The total amount of 2023 giving reported by recipients came in at $241 million, with an average gift size of roughly $5.5 million.

The single largest gift in 2023 was $20 million made to CAMFED, a pan-African movement to transform how education is delivered to girls that emphasizes community and peer involvement. It builds on a $25 million gift received in 2020 to help young women in rural communities across Ghana, Malawi, Tanzania and Zambia achieve independence.

The next two largest gifts reported were $15 million to the Fistula Foundation, which helps combat an obstetric condition of childbirth that results in dire physical and cultural outcomes, and the same sum to Global Fishing Watch, which monitors human activity to advance environmental justice in the world’s oceans.
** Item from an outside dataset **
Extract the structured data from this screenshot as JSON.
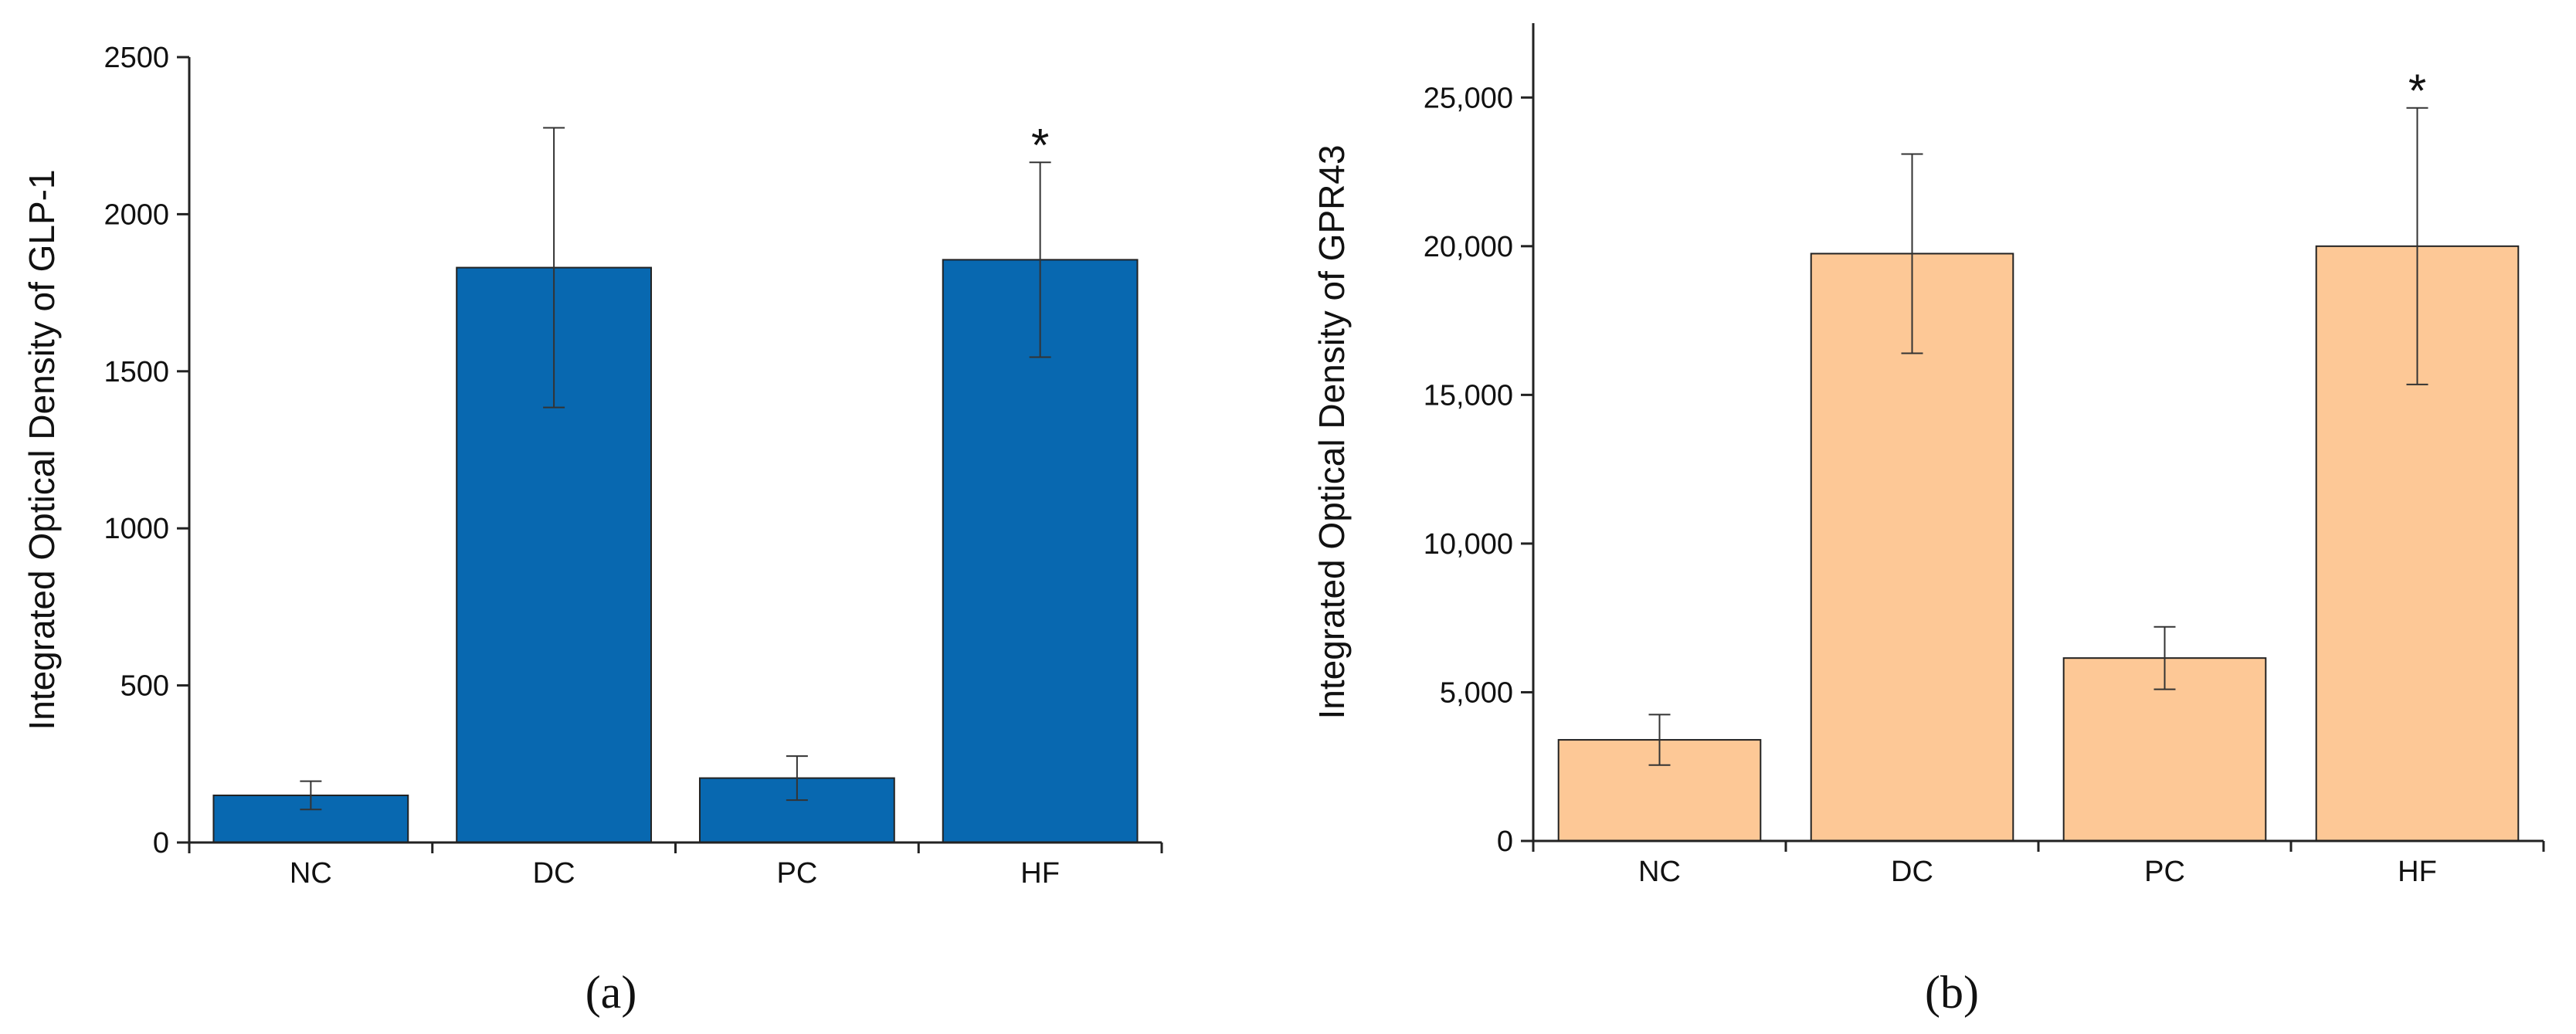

Four organizations received a $10 million vote of confidence in 2023 across several focus areas. In healthcare, the Malaria Consortium works to save lives and improve health outcomes in Africa and Asia by focusing on targeted diseases like malaria, dengue and pneumonia. In climate, Canopy Planet partners with companies to protect the world’s forest ecosystems by transforming supply chains and empowering front-line communities.

In developing equity, $10 million was also awarded to the Equality Fund, a feminist movement-builder managed and inspired by women. And AmplifyChange will use its $10 million gift to address sexual and gender-based violence and reproductive justice in MENA, sub-Saharan Africa and South Asia.

Nine million more was also received by MAMTA Health Institute for Mother and Child, to improve healthcare systems and public health initiatives in India, South Asia and sub-Saharan Africa — again showing the interconnectedness of global work.

In a year when Scott’s giving update came wrapped in only two sentences, the data told a story of a steady hand backing the “inspiring ways” the world’s disenfranchised are working together to create a better future.